His emphasis on basics comes as Trinity Health continues to manage major operational change. Trinity Health Livingston, for example, is preparing to open a new state-of-the-art campus in Brighton, Michigan, with full operations due to begin on 19 April 2026. The move to the new 174,000-square-foot hospital has required close coordination with vendors, community partners and regulators to transfer patients and equipment without interrupting care.
Washko also pointed to supply chain as a connector across the organisation rather than a silo. He said his team must work in step with clinicians to understand point-of-care needs and with finance teams to match budgets and operational priorities. That collaborative model reflects Trinity Health’s broader supply chain strategy, which also includes impact purchasing, an initiative intended to use the system’s buying power to support community prosperity, economic mobility and stronger supplier relationships in the areas it serves.
For Washko, the long-term challenge is not only efficiency but resilience.
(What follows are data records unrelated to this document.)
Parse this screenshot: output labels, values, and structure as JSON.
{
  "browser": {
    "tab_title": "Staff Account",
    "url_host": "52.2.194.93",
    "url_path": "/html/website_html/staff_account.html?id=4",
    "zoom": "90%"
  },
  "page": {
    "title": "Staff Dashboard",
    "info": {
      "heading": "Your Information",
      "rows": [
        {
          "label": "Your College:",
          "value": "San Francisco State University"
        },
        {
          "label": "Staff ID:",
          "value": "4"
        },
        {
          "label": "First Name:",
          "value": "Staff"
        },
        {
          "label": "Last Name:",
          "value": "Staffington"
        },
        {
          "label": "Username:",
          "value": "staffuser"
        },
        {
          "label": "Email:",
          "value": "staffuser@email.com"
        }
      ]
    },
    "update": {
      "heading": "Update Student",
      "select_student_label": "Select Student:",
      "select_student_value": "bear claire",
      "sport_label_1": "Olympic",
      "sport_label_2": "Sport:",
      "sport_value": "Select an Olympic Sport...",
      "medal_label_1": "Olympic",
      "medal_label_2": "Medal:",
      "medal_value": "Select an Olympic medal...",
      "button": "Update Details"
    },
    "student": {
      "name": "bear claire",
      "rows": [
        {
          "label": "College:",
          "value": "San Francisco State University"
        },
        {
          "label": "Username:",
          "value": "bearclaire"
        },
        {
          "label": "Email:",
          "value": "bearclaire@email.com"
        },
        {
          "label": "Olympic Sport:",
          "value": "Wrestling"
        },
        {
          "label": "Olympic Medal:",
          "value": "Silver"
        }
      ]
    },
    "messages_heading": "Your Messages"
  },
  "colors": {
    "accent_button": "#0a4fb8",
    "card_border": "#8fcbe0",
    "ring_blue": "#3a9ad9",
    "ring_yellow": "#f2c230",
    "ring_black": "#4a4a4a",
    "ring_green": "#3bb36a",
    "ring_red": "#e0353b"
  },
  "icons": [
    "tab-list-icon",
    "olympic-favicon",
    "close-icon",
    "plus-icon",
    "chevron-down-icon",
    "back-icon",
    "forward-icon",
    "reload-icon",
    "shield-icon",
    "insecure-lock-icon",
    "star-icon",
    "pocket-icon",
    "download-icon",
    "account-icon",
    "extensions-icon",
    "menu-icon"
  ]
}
Trinity Health says its purchasing approach is meant to strengthen local communities while reducing risk in the supply base, and that balance between social impact and operational stability is increasingly important in a sector still contending with cost pressures, reimbursement strain and supply disruption.
Looking ahead, Washko said he is watching developments in robotics and other emerging technologies, but he returned repeatedly to the same point: the purpose of supply chain work is to help deliver care. In his view, every improvement ultimately comes back to the patient and the community.